Deneme

4631 Adım

Bu meyhanede ölü adamlar eşlik edemedikleri şarkılarda boğuldular, kolları kesikti. Yalnızdı masa ve sandalyeler. Sonra akşam durdukça huysuzlandı ellerinde ve ben ölebildiğim her ne varsa bağışladım otobüs duraklarına. Göz çukurlarım tenhalaştı silah sesleriyle bilmiyorsunuz. Uzundu yollar, yürüdükçe bir şehre okyanuslar taşıdım. En yüksek binaların üzerinde ölü adamlar daha yakın olurlar diye Allah’a, yas tuttular. Bilmiyorsunuz döküldü kirpikleri.

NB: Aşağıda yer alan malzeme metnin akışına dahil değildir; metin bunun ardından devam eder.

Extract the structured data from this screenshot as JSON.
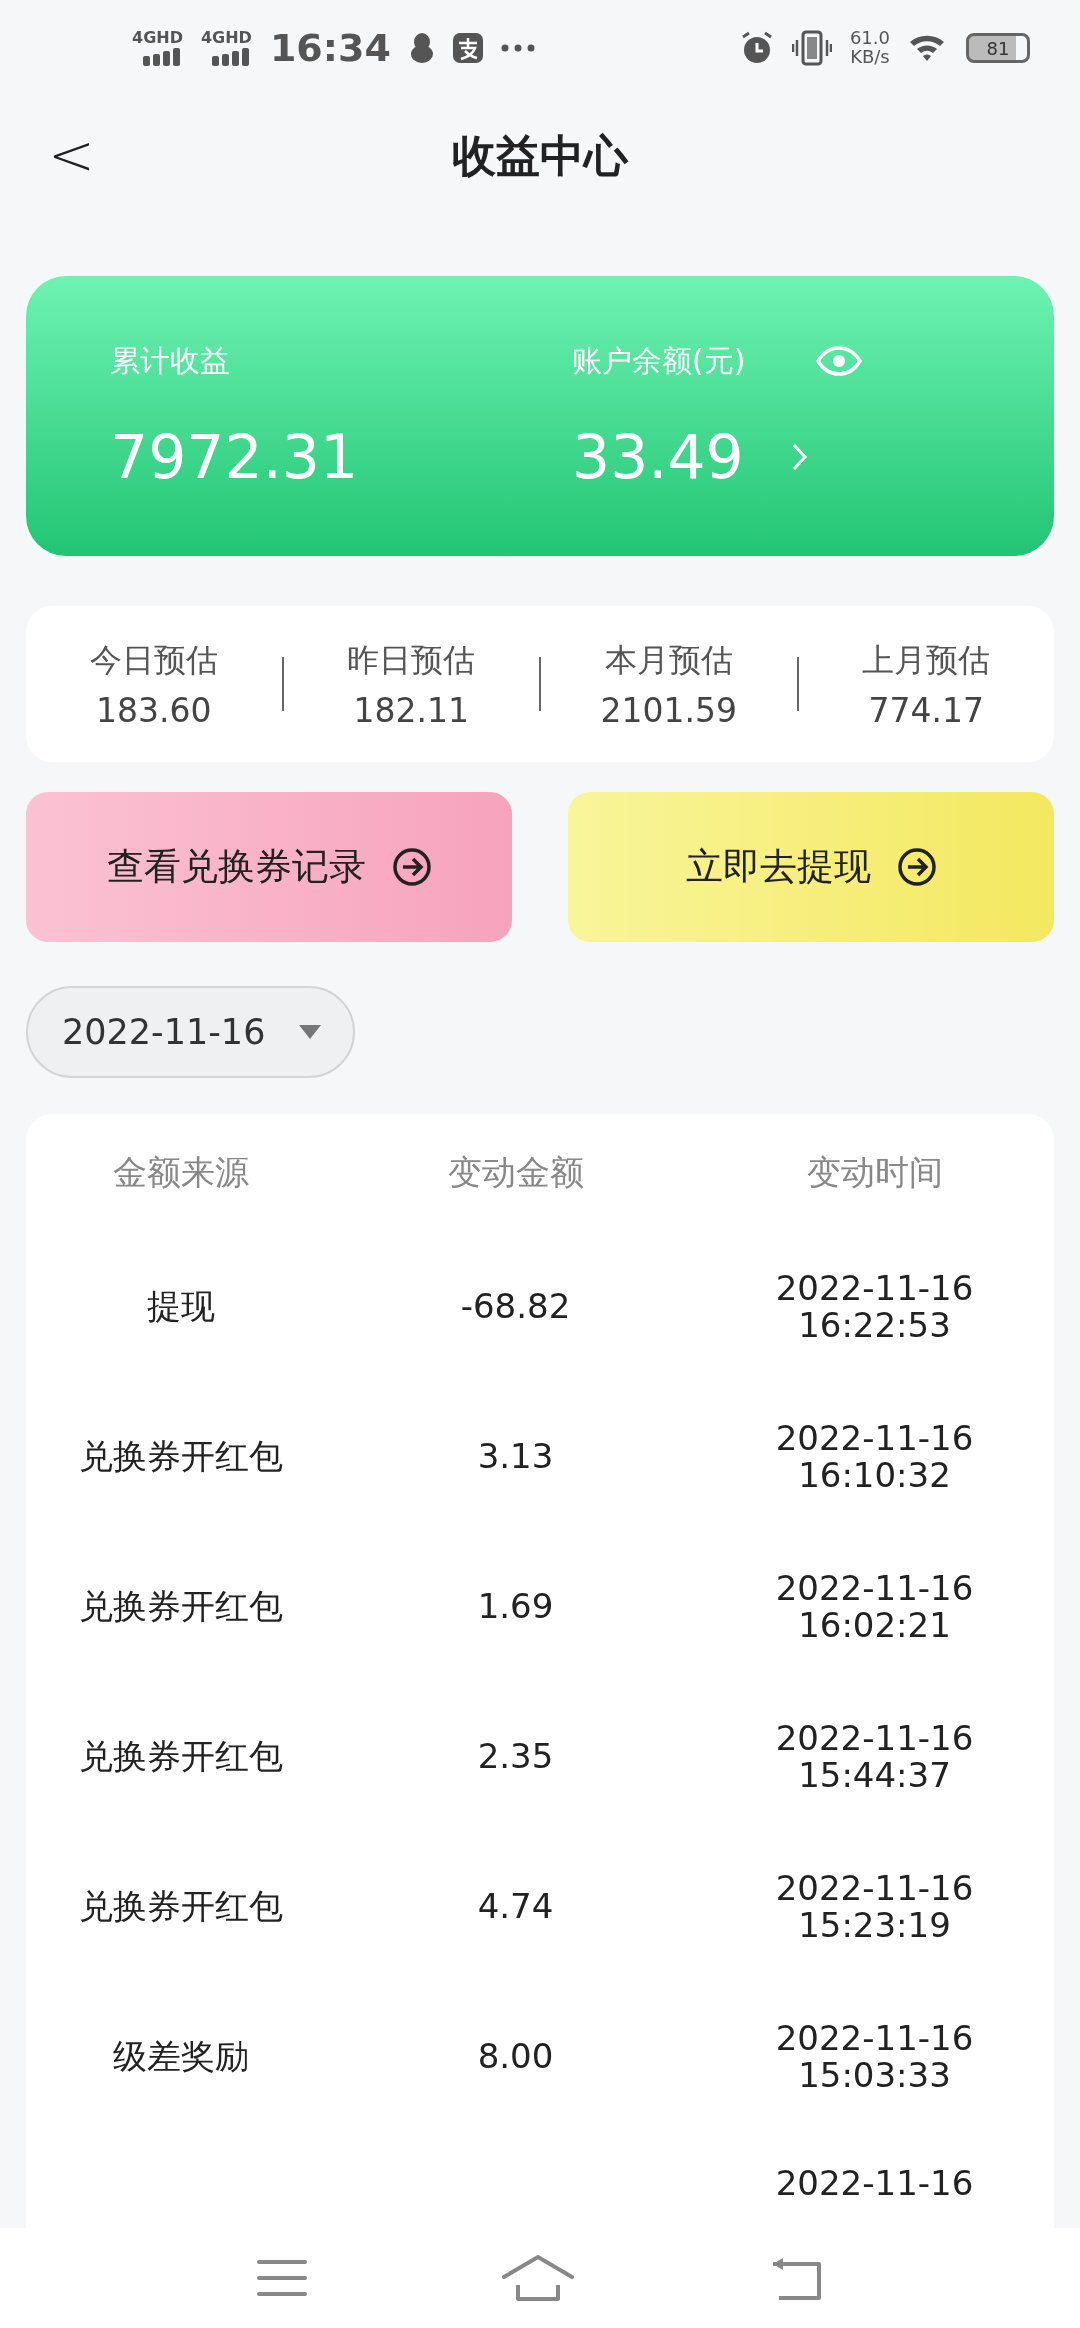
{
  "status_bar": {
    "networks": [
      "4GHD",
      "4GHD"
    ],
    "time": "16:34",
    "speed": "61.0",
    "speed_unit": "KB/s",
    "battery": "81"
  },
  "header": {
    "back": "<",
    "title": "收益中心"
  },
  "summary": {
    "total_label": "累计收益",
    "total": "7972.31",
    "balance_label": "账户余额(元)",
    "balance": "33.49"
  },
  "stats": [
    {
      "label": "今日预估",
      "value": "183.60"
    },
    {
      "label": "昨日预估",
      "value": "182.11"
    },
    {
      "label": "本月预估",
      "value": "2101.59"
    },
    {
      "label": "上月预估",
      "value": "774.17"
    }
  ],
  "actions": [
    {
      "label": "查看兑换券记录",
      "kind": "pink"
    },
    {
      "label": "立即去提现",
      "kind": "yellow"
    }
  ],
  "date_filter": {
    "value": "2022-11-16"
  },
  "table": {
    "columns": [
      "金额来源",
      "变动金额",
      "变动时间"
    ],
    "rows": [
      {
        "source": "提现",
        "amount": "-68.82",
        "date": "2022-11-16",
        "time": "16:22:53"
      },
      {
        "source": "兑换券开红包",
        "amount": "3.13",
        "date": "2022-11-16",
        "time": "16:10:32"
      },
      {
        "source": "兑换券开红包",
        "amount": "1.69",
        "date": "2022-11-16",
        "time": "16:02:21"
      },
      {
        "source": "兑换券开红包",
        "amount": "2.35",
        "date": "2022-11-16",
        "time": "15:44:37"
      },
      {
        "source": "兑换券开红包",
        "amount": "4.74",
        "date": "2022-11-16",
        "time": "15:23:19"
      },
      {
        "source": "级差奖励",
        "amount": "8.00",
        "date": "2022-11-16",
        "time": "15:03:33"
      },
      {
        "date": "2022-11-16"
      }
    ]
  }
}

Meyhanelerde sabaha karşı cinayetler toplanırdı. Kimi asardı göz kapaklarını, kimi gözyaşlarını kirli bıçaklardan geçirirdi. Ama mutlaka bir cinayet olurdu meyhanelerde en çok sabaha karşı. Bu meyhanede öylesine sabahlar vardı, bazı müşterilere demli çaylar vardı, evde kalan çocuk sesleri. İlk üç düğmesi açılmış gömlekler vardı, susuzluklar vardı. Benimse dudaklarım çatlaktı bu yüzden karşı koyamadım rüzgârlara. Bilmiyorsunuz yüzüm asfaltta açan bir çiçektir artık, adımların arasında savulup duran ve göç kuşları yormaktadır sessiz gün batımlarını. En yüksek binaların üzerinde ölü adamlar daha yakın olurlar diye Allah’a bir el tarafından boşluğa bırakıldılar. Bu meyhanede ölü adamlar eşlik edemedikleri şarkılarda doğdular. Siyahtı gözleri, yeşildi, maviydi. Akasyaları ve akşamsefası çiçeklerini severlerdi. Hangi kadehin izinde bulunsalar, hangi otobüs durağında ıslansalar yağmurda, giderlerdi. En çok sokaklarda ve satır aralarında varlığın gelmişine geçmişine küfrederlerdi.

Bu meyhanede terkedilmiş sözcükler birikirdi. Bir keresinde dört bin altı yüz otuz bir adımda kestiler yollarımı. Önce kollarım sandım. Ben yaşadığım coğrafyada, ölü bir adamdım.